En été, les habits noirs peuvent être confortables, mais un peu de crème solaire, de l’ombre et une boisson rafraîchissante (du rosé avec du soda) peuvent régler tous les problèmes.

—Pourriez-vous nous parler de votre travail sur « Ultra-Angel », l’hommage à Depeche Mode ?

—Thomas, le propriétaire d’ElectroZombies.com, nous a contactés et nous a demandé de créer une reprise à Depeche Mode.

—Quel équipement utilisez-vous pour enregistrer ? Préférez-vous les synthés ultramodernes ou les plus classiques ?

—On achète et échange souvent nos instruments. Ces dernières années, nous avons rassemblé deux douzaines d’instruments nouveaux et de deuxième main. On n’est pas vraiment des collectionneurs. Certains étaient des instruments analogiques vintage, des instruments semi-modulaires ou de nouveaux modèles de différents fabricants. On utilise et expérimente aussi des synthés virtuels.

—J’adore la vidéo de « Drowning Man », où vous avez utilisé le court-métrage Nuit Blanche. Comment avez-vous découvert cette vidéo ? Elle correspond vraiment à votre musique.

—L’un de mes amis m’a montré le court-métrage Nuit Blanche, et on a adoré. Il nous a proposé d’utiliser ça pour la chanson Drowning Man. On a immédiatement accepté.

—Vous n’incluez pas de remix de vos chansons dans vos albums, pourquoi ? Vous n’aimez pas ça ? Dans le cas où vous êtes intéressé par les remix, de qui voudriez-vous un remix ?

—Ces dernières années, nous avons reçu des demandes de remix de nombreux musiciens, groupes et producteurs intéressants. Cette année, le groupe aura 5 ans et on voudrait sortir un album de remix pour la fin de l’année.

—Quelle musique écoutez-vous ?

—On écoute de tout. Mais vous savez quoi, je peux vous donner les quatre derniers artistes/groupes que j’ai écoutés. Voyons voir : Gary Numan, Massive Attack, Recoil et Dead Can Dance.

—Que pensez-vous des tournées ? Est-ce que ça peut-être difficile ?

—On a surtout de beaux souvenirs des tournées. Tout n’est pas question de glamour, de beaux hôtels et de nourriture délicieuse, mais on adore avoir la possibilité de rencontrer des fans. Le fait que le confort de notre maison nous manque est compensé. On n’a pas encore fait de véritable grande tournée, mais si on nous appelle pour nous faire jouer quelque part, l’ambiance est très bonne dans le minibus. On est impatient d’aller au W Fest et de présenter notre troisième album. Cette année, si tout va bien, on tournera aussi à Moscou.
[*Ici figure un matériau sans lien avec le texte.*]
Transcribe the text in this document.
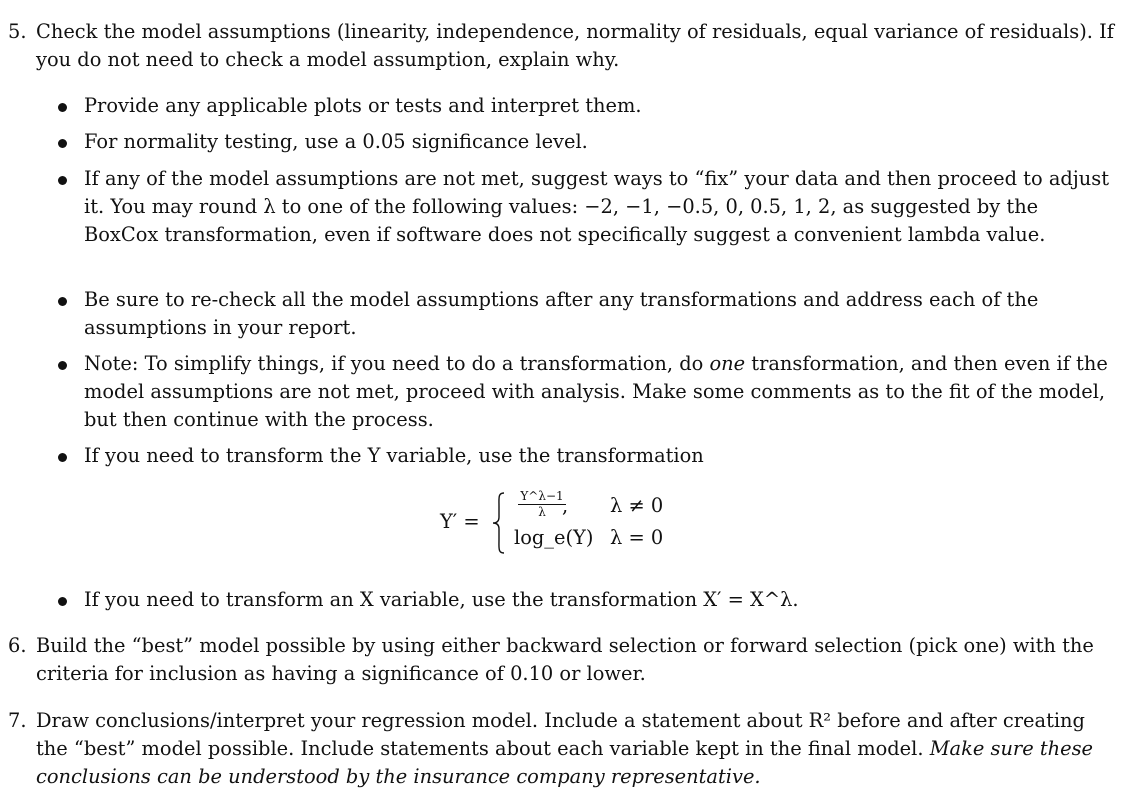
5. Check the model assumptions (linearity, independence, normality of residuals, equal variance of residuals). If you do not need to check a model assumption, explain why.
Provide any applicable plots or tests and interpret them.
For normality testing, use a 0.05 significance level.
If any of the model assumptions are not met, suggest ways to “fix” your data and then proceed to adjust it. You may round λ to one of the following values: −2, −1, −0.5, 0, 0.5, 1, 2, as suggested by the BoxCox transformation, even if software does not specifically suggest a convenient lambda value.
Be sure to re-check all the model assumptions after any transformations and address each of the assumptions in your report.
Note: To simplify things, if you need to do a transformation, do one transformation, and then even if the model assumptions are not met, proceed with analysis. Make some comments as to the fit of the model, but then continue with the process.
If you need to transform the Y variable, use the transformation
Y′ =
Y^λ−1
λ , λ ≠ 0
log_e(Y) λ = 0
If you need to transform an X variable, use the transformation X′ = X^λ.
6. Build the “best” model possible by using either backward selection or forward selection (pick one) with the criteria for inclusion as having a significance of 0.10 or lower.
7. Draw conclusions/interpret your regression model. Include a statement about R² before and after creating the “best” model possible. Include statements about each variable kept in the final model. Make sure these conclusions can be understood by the insurance company representative.
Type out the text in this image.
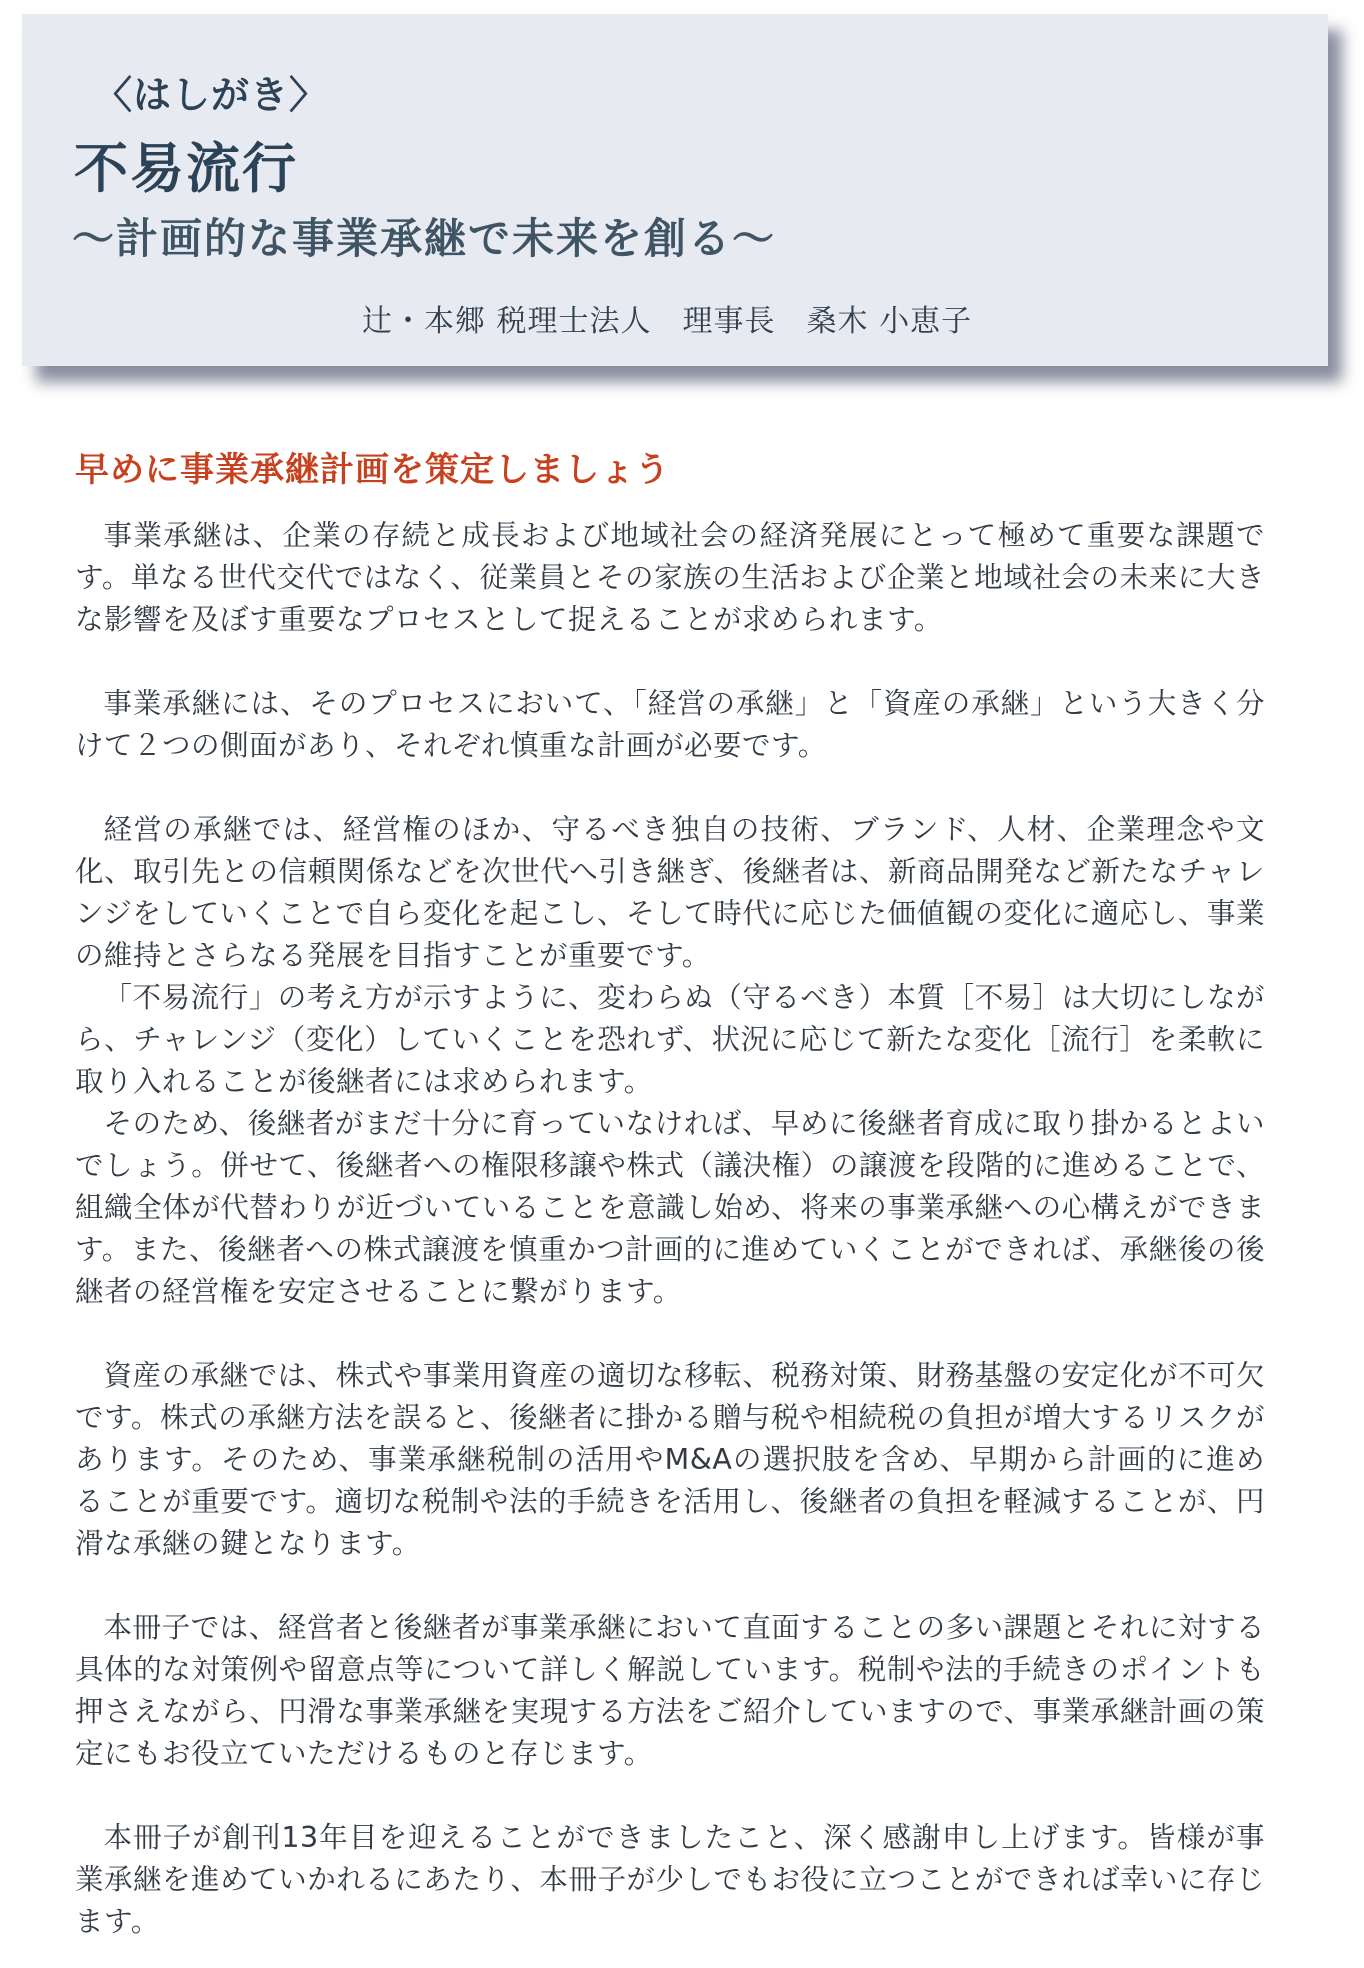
〈はしがき〉
不易流行
〜計画的な事業承継で未来を創る〜
辻・本郷 税理士法人　理事長　桑木 小恵子
早めに事業承継計画を策定しましょう

事業承継は、企業の存続と成長および地域社会の経済発展にとって極めて重要な課題です。単なる世代交代ではなく、従業員とその家族の生活および企業と地域社会の未来に大きな影響を及ぼす重要なプロセスとして捉えることが求められます。

事業承継には、そのプロセスにおいて、「経営の承継」と「資産の承継」という大きく分けて２つの側面があり、それぞれ慎重な計画が必要です。

経営の承継では、経営権のほか、守るべき独自の技術、ブランド、人材、企業理念や文化、取引先との信頼関係などを次世代へ引き継ぎ、後継者は、新商品開発など新たなチャレンジをしていくことで自ら変化を起こし、そして時代に応じた価値観の変化に適応し、事業の維持とさらなる発展を目指すことが重要です。

「不易流行」の考え方が示すように、変わらぬ（守るべき）本質［不易］は大切にしながら、チャレンジ（変化）していくことを恐れず、状況に応じて新たな変化［流行］を柔軟に取り入れることが後継者には求められます。

そのため、後継者がまだ十分に育っていなければ、早めに後継者育成に取り掛かるとよいでしょう。併せて、後継者への権限移譲や株式（議決権）の譲渡を段階的に進めることで、組織全体が代替わりが近づいていることを意識し始め、将来の事業承継への心構えができます。また、後継者への株式譲渡を慎重かつ計画的に進めていくことができれば、承継後の後継者の経営権を安定させることに繋がります。

資産の承継では、株式や事業用資産の適切な移転、税務対策、財務基盤の安定化が不可欠です。株式の承継方法を誤ると、後継者に掛かる贈与税や相続税の負担が増大するリスクがあります。そのため、事業承継税制の活用やM&Aの選択肢を含め、早期から計画的に進めることが重要です。適切な税制や法的手続きを活用し、後継者の負担を軽減することが、円滑な承継の鍵となります。

本冊子では、経営者と後継者が事業承継において直面することの多い課題とそれに対する具体的な対策例や留意点等について詳しく解説しています。税制や法的手続きのポイントも押さえながら、円滑な事業承継を実現する方法をご紹介していますので、事業承継計画の策定にもお役立ていただけるものと存じます。

本冊子が創刊13年目を迎えることができましたこと、深く感謝申し上げます。皆様が事業承継を進めていかれるにあたり、本冊子が少しでもお役に立つことができれば幸いに存じます。
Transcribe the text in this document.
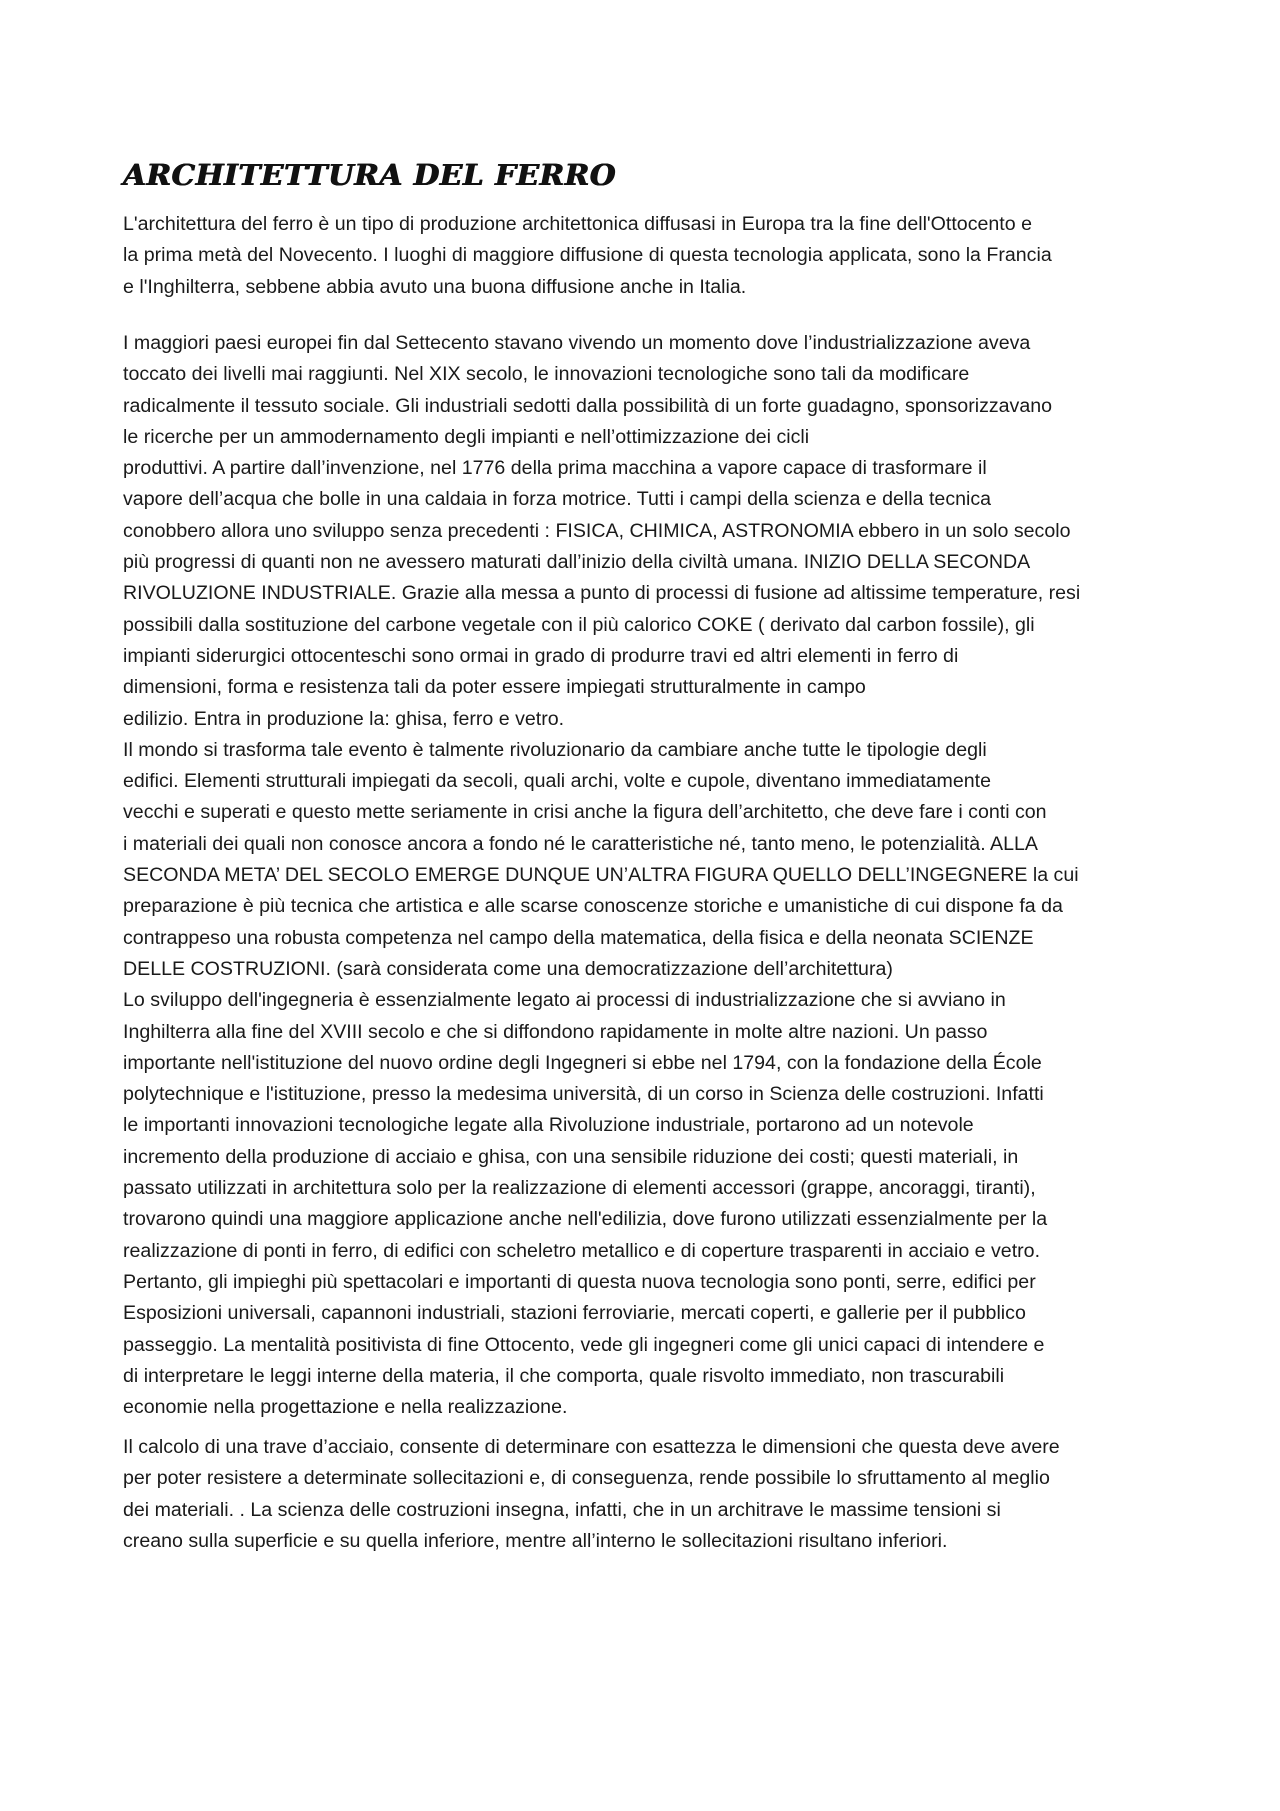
ARCHITETTURA DEL FERRO
L'architettura del ferro è un tipo di produzione architettonica diffusasi in Europa tra la fine dell'Ottocento e
la prima metà del Novecento. I luoghi di maggiore diffusione di questa tecnologia applicata, sono la Francia
e l'Inghilterra, sebbene abbia avuto una buona diffusione anche in Italia.
I maggiori paesi europei fin dal Settecento stavano vivendo un momento dove l’industrializzazione aveva
toccato dei livelli mai raggiunti. Nel XIX secolo, le innovazioni tecnologiche sono tali da modificare
radicalmente il tessuto sociale. Gli industriali sedotti dalla possibilità di un forte guadagno, sponsorizzavano
le ricerche per un ammodernamento degli impianti e nell’ottimizzazione dei cicli
produttivi. A partire dall’invenzione, nel 1776 della prima macchina a vapore capace di trasformare il
vapore dell’acqua che bolle in una caldaia in forza motrice. Tutti i campi della scienza e della tecnica
conobbero allora uno sviluppo senza precedenti : FISICA, CHIMICA, ASTRONOMIA ebbero in un solo secolo
più progressi di quanti non ne avessero maturati dall’inizio della civiltà umana. INIZIO DELLA SECONDA
RIVOLUZIONE INDUSTRIALE. Grazie alla messa a punto di processi di fusione ad altissime temperature, resi
possibili dalla sostituzione del carbone vegetale con il più calorico COKE ( derivato dal carbon fossile), gli
impianti siderurgici ottocenteschi sono ormai in grado di produrre travi ed altri elementi in ferro di
dimensioni, forma e resistenza tali da poter essere impiegati strutturalmente in campo
edilizio. Entra in produzione la: ghisa, ferro e vetro.
Il mondo si trasforma tale evento è talmente rivoluzionario da cambiare anche tutte le tipologie degli
edifici. Elementi strutturali impiegati da secoli, quali archi, volte e cupole, diventano immediatamente
vecchi e superati e questo mette seriamente in crisi anche la figura dell’architetto, che deve fare i conti con
i materiali dei quali non conosce ancora a fondo né le caratteristiche né, tanto meno, le potenzialità. ALLA
SECONDA META’ DEL SECOLO EMERGE DUNQUE UN’ALTRA FIGURA QUELLO DELL’INGEGNERE la cui
preparazione è più tecnica che artistica e alle scarse conoscenze storiche e umanistiche di cui dispone fa da
contrappeso una robusta competenza nel campo della matematica, della fisica e della neonata SCIENZE
DELLE COSTRUZIONI. (sarà considerata come una democratizzazione dell’architettura)
Lo sviluppo dell'ingegneria è essenzialmente legato ai processi di industrializzazione che si avviano in
Inghilterra alla fine del XVIII secolo e che si diffondono rapidamente in molte altre nazioni. Un passo
importante nell'istituzione del nuovo ordine degli Ingegneri si ebbe nel 1794, con la fondazione della École
polytechnique e l'istituzione, presso la medesima università, di un corso in Scienza delle costruzioni. Infatti
le importanti innovazioni tecnologiche legate alla Rivoluzione industriale, portarono ad un notevole
incremento della produzione di acciaio e ghisa, con una sensibile riduzione dei costi; questi materiali, in
passato utilizzati in architettura solo per la realizzazione di elementi accessori (grappe, ancoraggi, tiranti),
trovarono quindi una maggiore applicazione anche nell'edilizia, dove furono utilizzati essenzialmente per la
realizzazione di ponti in ferro, di edifici con scheletro metallico e di coperture trasparenti in acciaio e vetro.
Pertanto, gli impieghi più spettacolari e importanti di questa nuova tecnologia sono ponti, serre, edifici per
Esposizioni universali, capannoni industriali, stazioni ferroviarie, mercati coperti, e gallerie per il pubblico
passeggio. La mentalità positivista di fine Ottocento, vede gli ingegneri come gli unici capaci di intendere e
di interpretare le leggi interne della materia, il che comporta, quale risvolto immediato, non trascurabili
economie nella progettazione e nella realizzazione.
Il calcolo di una trave d’acciaio, consente di determinare con esattezza le dimensioni che questa deve avere
per poter resistere a determinate sollecitazioni e, di conseguenza, rende possibile lo sfruttamento al meglio
dei materiali. . La scienza delle costruzioni insegna, infatti, che in un architrave le massime tensioni si
creano sulla superficie e su quella inferiore, mentre all’interno le sollecitazioni risultano inferiori.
—Quel est l’âge de votre public ? Voyez-vous des jeunes à vos concerts ? Je vais à de nombreux concerts moi-même et la plupart du temps, le public a plus de 30 ans.

—Notre public est un mix éclectique et j’adore ça. En général, ce sont des gens qui veulent écouter des choses différentes de la pop mainstream, une musique dans laquelle ils se reconnaissent et pour laquelle ils ressentent de l’empathie.

—Où en êtes-vous de votre troisième album ? Vous allez le sortir cette année, c’est bien ça ?

—Jusque là tout va bien. On travaille très dur. On voudrait créer notre meilleur album. J’aime toutes les chansons, elles sonnent vraiment à la Ultranoire. Certaines sont minimalistes et plus expérimentales. On les jouera pour la première fois au W Festival. L’album sortira aussi sur CD et vinyle.

—Que pouvez-vous nous dire de votre futur concert au W Festival ?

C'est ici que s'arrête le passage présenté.